Türkmenler köken olarak hayvancılık (sığır, koyun, keçi) yapan, binit (binek hayvanı) olarak atı yüklet (yük hayvanı) olarak da deve'yi (çift hörgüçlü deve) kullanan yarı göçebe (konar-göçer) halktır. Göçebe olarak 11. yüzyılın ikinci yarısında 1071 Malazgirt zaferinden sonra Anadolu'ya yoğun olarak göç edilmiş ve 21. yüzyılın başlarına kadar bu göçebelik azalarak da olsa sürdürülmüştür. Anadolu Türkmenleri içinde göçebeliği en son yakın zamanlarda bırakan grup Yörüklerdir. Osmanlı Devleti’nin, özellikle 16. yüzyılın sonlarından itibaren, bozulmaya baslayan askerî, siyasi ve malî sisteminden en çok konar-göçer gruplar etkilenmiş; sistemi düzeltmek isteyen Osmanlılar, Yörük (dikey göç edenler) ve Türkmenleri (yatay göç edenler) toprağa bağlamak, onları kayıt altına alıp vergilendirmek maksadıyla iskân etmeye zorlamıştır. Özellikle yatay göç yapan Türkmen oymakları arasında iskâna çok direniş gösterilmesine rağmen sonuçta onlardan büyük bir kısmı yerleşmek zorunda kalmış; direnenler ise Anadolu’yu bir ağ gibi ören uzun göç yolları kesintiye uğradığı için yayla/yaylak (yaz geçirilen, yazlanan/yaylanan) veya kışla/kışlak (kış geçirilen, kışlanan) mahallerine yakın yerlerde göçlerine devam edebilmişlerdir. Yörükler ise, kısa menzilli dağ göçerliğinin getirdiği avantaj ile kısmen de olsa göçerliklerine devam edebilmiş ve bu anlamda Yörük kimliği yaşatılabilmiştir.
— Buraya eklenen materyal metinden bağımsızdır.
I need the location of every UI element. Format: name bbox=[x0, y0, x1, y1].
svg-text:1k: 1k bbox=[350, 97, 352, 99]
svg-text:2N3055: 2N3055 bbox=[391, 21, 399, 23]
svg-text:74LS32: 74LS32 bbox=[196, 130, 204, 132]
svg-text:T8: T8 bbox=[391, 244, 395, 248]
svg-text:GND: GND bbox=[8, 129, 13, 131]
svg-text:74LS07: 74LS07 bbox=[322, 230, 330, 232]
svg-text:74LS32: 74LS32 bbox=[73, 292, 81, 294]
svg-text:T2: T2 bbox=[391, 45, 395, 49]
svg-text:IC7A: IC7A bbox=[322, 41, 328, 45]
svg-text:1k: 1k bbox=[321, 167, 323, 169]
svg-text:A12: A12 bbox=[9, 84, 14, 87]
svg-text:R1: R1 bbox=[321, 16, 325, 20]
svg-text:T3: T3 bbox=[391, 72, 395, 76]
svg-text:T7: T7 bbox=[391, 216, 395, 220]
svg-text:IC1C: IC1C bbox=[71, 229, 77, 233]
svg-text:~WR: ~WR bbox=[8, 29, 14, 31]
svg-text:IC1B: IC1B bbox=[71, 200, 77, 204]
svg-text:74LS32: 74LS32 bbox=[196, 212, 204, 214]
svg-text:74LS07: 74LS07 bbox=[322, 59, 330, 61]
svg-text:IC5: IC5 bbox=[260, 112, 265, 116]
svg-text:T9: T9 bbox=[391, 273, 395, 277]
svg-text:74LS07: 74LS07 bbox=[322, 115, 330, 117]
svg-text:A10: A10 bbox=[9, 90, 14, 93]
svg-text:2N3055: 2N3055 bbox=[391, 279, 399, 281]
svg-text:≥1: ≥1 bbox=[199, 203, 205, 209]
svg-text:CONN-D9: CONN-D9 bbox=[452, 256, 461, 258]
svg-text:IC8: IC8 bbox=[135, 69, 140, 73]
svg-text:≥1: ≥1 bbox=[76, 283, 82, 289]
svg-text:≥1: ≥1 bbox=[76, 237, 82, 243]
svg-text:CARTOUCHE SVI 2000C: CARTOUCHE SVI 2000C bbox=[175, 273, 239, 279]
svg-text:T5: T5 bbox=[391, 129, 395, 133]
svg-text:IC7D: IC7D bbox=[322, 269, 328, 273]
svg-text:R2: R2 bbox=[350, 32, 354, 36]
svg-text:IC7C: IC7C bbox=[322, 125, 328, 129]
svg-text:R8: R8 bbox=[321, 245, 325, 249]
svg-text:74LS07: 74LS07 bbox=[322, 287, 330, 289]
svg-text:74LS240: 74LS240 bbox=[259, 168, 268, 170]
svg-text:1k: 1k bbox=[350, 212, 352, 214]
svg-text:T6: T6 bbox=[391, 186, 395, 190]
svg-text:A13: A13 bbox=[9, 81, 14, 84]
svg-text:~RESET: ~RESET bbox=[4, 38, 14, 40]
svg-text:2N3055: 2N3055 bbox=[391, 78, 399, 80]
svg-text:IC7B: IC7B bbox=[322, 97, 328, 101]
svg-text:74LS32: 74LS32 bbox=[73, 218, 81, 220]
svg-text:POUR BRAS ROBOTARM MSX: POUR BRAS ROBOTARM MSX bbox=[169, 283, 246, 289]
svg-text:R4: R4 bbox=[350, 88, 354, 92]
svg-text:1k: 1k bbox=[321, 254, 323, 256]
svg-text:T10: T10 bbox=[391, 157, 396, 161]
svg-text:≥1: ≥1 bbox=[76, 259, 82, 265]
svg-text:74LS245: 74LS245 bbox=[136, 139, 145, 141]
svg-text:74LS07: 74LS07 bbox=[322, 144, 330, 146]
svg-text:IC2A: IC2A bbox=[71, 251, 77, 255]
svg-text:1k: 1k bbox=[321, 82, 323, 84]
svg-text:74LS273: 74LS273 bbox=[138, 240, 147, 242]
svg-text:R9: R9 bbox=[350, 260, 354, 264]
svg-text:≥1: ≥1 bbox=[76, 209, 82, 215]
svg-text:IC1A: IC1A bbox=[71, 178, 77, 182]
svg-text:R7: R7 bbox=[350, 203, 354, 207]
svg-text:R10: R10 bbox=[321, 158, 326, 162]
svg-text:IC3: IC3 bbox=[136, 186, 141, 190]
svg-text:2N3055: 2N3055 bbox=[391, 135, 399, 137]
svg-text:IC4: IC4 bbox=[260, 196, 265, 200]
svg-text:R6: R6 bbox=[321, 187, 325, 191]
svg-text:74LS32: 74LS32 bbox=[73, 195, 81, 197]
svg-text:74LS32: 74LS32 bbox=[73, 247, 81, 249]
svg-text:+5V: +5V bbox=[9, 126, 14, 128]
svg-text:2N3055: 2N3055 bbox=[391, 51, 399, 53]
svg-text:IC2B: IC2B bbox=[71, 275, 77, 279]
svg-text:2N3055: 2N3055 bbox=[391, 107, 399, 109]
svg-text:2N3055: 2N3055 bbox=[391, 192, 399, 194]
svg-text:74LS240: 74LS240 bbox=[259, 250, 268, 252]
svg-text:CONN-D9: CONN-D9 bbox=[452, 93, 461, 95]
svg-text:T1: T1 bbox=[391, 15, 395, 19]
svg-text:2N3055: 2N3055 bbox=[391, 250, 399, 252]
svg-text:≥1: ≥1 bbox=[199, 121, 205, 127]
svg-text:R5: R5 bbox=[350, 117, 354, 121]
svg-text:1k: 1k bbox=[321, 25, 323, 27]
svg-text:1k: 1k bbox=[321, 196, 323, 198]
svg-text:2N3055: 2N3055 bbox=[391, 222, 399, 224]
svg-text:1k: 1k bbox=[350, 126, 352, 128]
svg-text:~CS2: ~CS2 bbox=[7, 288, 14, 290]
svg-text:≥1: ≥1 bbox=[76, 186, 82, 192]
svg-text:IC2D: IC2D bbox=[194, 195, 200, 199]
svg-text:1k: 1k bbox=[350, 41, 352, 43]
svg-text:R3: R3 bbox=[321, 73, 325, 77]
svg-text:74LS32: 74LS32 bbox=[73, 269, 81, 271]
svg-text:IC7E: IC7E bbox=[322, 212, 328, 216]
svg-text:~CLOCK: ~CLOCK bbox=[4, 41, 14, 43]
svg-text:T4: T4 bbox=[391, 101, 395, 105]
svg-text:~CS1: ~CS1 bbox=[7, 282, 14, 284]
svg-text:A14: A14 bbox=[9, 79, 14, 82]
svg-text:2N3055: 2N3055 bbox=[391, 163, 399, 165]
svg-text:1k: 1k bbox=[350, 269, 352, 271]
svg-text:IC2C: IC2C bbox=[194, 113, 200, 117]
Başta saray ve ordu olmak üzere İstanbul ile diğer büyük şehirlerin hayvanî gıda tüketiminin karşılanabilmesi ve o devrin en hızlı ulaşım ve savaş vasıtası olan atın geniş ölçüde yetiştirilmesi için göçebe aşiretlerin yaylacılık faaliyetlerinin devam ettirilmesi gerektiğinden, onları tamamen iskân edip de bu alandaki ihtiyacın karşılanamaması riskinin gerçekleşmemesi için Osmanlı devleti konar-göçerlere kısmen göz yummuş, fakat bu faaliyetlerin yapılmasında dahi göçebelerin denetim altında tutulabilir düzeyde olmasına özen göstermiştir.
Çukurova Türkmenleri (ya da Çukurova Yörükleri) konar-göçer yaşama biçiminden toprağa bağlı yerleşik düzene en son geçenlerdir ve bunlar hayvancılığın yanı sıra kilimcilik, demircilik, el sanatları ve tarımla uğraşırlar; bir bölümü de hayvancılığa bağlı olarak yazları yaylalara göçerek bu kültürü sürdürüyorlar.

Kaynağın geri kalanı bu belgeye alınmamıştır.